I would also still appreciate some danger.



Pirate Jet posted:

That being said, for those who believe Us isn’t about class, Peele pretty clearly disagrees. https://www.latimes.com/entertainment/movies/la-et-mn-jordan-peele-us-ending-spoilers-20190325-story.html

Thanks for that link. Yeah it looks like he put a lot of issues into the tethered, haves vs have-nots being one but also:

“The realization that our villains in this are a cult, are fanatics, and violent fanatics who are on a day to day level engaged in sort of unimaginably crazy-seeming behavior was about the realization that you could say the same about the other world — about us,” said Peele. “That we as Americans, as the United States, we are fanatics as well, and we are violent.”

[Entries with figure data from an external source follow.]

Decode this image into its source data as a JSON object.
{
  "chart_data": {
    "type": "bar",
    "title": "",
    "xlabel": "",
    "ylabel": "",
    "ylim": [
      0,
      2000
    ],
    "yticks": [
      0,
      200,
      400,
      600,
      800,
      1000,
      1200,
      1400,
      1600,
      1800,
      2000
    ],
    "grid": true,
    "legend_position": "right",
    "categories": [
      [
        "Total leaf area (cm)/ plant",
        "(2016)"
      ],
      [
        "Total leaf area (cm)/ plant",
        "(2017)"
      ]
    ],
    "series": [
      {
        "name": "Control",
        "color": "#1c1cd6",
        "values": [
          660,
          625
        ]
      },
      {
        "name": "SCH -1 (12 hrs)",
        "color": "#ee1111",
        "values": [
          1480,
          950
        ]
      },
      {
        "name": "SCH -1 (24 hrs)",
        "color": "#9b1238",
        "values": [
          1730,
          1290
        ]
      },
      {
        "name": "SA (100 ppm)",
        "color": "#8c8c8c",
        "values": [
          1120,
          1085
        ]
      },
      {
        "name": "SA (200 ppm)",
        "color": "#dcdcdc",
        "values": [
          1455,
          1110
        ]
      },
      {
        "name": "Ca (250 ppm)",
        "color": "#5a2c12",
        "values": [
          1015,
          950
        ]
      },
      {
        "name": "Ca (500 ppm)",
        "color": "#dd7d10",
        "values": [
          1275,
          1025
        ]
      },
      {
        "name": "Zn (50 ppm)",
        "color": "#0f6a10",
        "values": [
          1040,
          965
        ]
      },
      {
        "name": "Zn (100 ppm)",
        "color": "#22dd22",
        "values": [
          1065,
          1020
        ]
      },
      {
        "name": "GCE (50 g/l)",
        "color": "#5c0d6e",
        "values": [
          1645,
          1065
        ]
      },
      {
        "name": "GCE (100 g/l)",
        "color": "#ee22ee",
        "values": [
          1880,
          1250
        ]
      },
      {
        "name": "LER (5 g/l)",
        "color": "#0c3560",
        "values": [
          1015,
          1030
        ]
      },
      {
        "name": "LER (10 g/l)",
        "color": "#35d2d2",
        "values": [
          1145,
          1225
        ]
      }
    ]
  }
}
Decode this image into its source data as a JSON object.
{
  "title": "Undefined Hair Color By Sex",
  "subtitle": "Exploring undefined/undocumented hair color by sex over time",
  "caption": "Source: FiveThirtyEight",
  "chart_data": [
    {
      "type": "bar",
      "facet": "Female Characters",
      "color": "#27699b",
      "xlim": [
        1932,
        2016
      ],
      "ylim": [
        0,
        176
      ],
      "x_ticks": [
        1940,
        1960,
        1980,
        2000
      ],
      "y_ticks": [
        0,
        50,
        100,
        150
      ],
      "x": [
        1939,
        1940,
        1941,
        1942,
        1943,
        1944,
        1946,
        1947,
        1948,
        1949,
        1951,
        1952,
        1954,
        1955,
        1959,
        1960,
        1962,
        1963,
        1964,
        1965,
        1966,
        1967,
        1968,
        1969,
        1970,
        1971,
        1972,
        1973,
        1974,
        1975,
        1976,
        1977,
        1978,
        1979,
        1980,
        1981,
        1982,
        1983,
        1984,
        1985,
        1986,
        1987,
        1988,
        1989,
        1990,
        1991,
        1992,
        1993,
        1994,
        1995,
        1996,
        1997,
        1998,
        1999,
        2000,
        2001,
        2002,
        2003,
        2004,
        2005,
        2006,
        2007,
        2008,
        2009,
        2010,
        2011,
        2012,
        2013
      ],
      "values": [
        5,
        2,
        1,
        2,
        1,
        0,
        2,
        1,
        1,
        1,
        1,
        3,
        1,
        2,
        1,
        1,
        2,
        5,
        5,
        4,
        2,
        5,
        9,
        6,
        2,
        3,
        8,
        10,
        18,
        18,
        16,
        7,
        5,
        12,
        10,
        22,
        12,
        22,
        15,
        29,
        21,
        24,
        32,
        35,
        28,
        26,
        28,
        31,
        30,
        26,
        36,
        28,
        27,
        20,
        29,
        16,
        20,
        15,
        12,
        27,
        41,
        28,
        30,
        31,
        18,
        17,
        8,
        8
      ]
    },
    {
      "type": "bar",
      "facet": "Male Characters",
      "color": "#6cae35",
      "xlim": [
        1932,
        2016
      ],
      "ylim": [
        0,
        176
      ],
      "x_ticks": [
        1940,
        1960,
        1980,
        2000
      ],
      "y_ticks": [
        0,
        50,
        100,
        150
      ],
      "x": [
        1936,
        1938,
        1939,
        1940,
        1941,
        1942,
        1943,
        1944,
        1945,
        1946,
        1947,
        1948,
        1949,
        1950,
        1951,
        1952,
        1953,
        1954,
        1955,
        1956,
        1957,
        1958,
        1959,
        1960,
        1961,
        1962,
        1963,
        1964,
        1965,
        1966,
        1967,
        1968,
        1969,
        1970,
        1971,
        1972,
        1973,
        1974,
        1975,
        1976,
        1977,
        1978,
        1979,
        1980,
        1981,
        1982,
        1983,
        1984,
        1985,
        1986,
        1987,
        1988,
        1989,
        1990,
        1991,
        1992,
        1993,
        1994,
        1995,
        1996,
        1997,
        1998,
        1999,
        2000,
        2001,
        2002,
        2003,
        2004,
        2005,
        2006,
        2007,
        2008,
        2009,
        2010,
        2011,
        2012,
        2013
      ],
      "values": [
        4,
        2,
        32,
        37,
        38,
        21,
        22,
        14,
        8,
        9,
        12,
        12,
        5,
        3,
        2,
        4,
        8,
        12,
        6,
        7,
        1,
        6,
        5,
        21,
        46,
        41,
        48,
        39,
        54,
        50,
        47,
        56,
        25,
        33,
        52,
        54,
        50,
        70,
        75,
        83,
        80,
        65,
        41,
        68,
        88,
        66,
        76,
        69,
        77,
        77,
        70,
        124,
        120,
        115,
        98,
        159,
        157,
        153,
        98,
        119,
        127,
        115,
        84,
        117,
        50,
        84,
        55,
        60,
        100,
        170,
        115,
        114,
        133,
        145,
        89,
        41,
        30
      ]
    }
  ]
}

He also referred to it as a monster movie with relatable monsters, so hopefully the Tethered went a direct stand-in for the American poor or sweatshop laborers.

They make thematic sense when representing a broad spectrum of common, unexamined American ills - both standing in as the perpetrators and victims of them. Class, sure, but also xenophobia, entitlement, fanaticism, bigotry, and violence. The "We're Americans" line makes sense in this context.

If you single out class as the Tethered's defining characteristic, the movie becomes a cautionary tale, warning the relatable bourgeoisie about the dangerously psychotic proletariat - and I don't think that was remotely Peele's intention.